Im übrigen, das geht jetzt an @Lufti direkt: Was tut sie dir denn tatsächlich an? So ganz nüchtern gesehen? Sie nölt doch nicht an deiner Person rum, stellt dich als Mensch in Frage oder macht dir deinen Mann madig. Nichts, was wirklich an die Substanz geht. So wie du all diese Tanja-Situationen beschreibst, klingst du wie ein Kind, das sauer ist, weil ihm jemand seine schönen Spielzeuge nicht gönnt oder kaputt machen will. Wenn du tatsächlich so abhängig davon bist und dir die Gegenwart einer sozial abgestürzten Freundin buchstäblich dein Leben vergällen kann, ist das nicht sonderlich souverän in meinen Augen.
Du beschreibst dich selbst als "Macherin" und in deinen sonstigen Beiträgen, ob hier oder in der Bri, als eher robust und nicht von der empfindlichen Sorte.
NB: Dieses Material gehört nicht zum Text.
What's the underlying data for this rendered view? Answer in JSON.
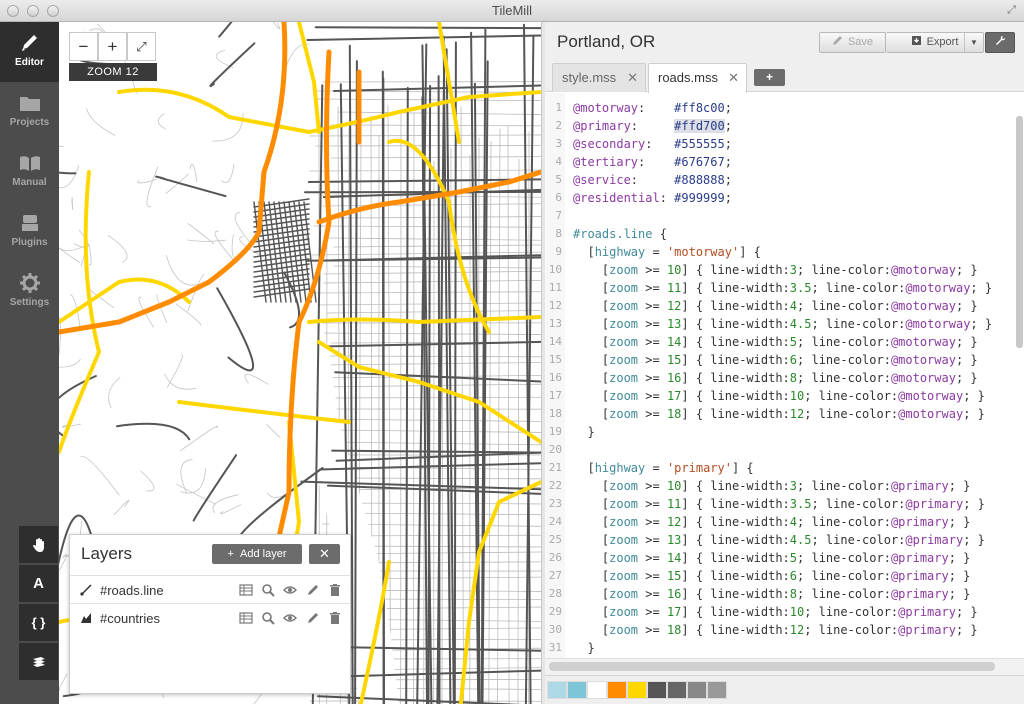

Jemand, der austeilt und selbst auch offene Worte verträgt. Und dann bringt dich das Gestichel einer im Moment reichlich kopflosen und wahrscheinlich verzweifelten Frau über Vorspeisen, Kaffeetassen und Picknickkörben so aus dem Konzept? Kann ich irgendwie gar nicht glauben. Ich halte all das für überdramatisiert. Ständiger Tanja-Alarm mit sofortigem Heißlaufen der Drähte innerhalb der Gruppe? Das geht ja offenbar Schlag auf Schlag.
Da frage ich mich doch tatsächlich: Haben die alle nix Besseres zu tun?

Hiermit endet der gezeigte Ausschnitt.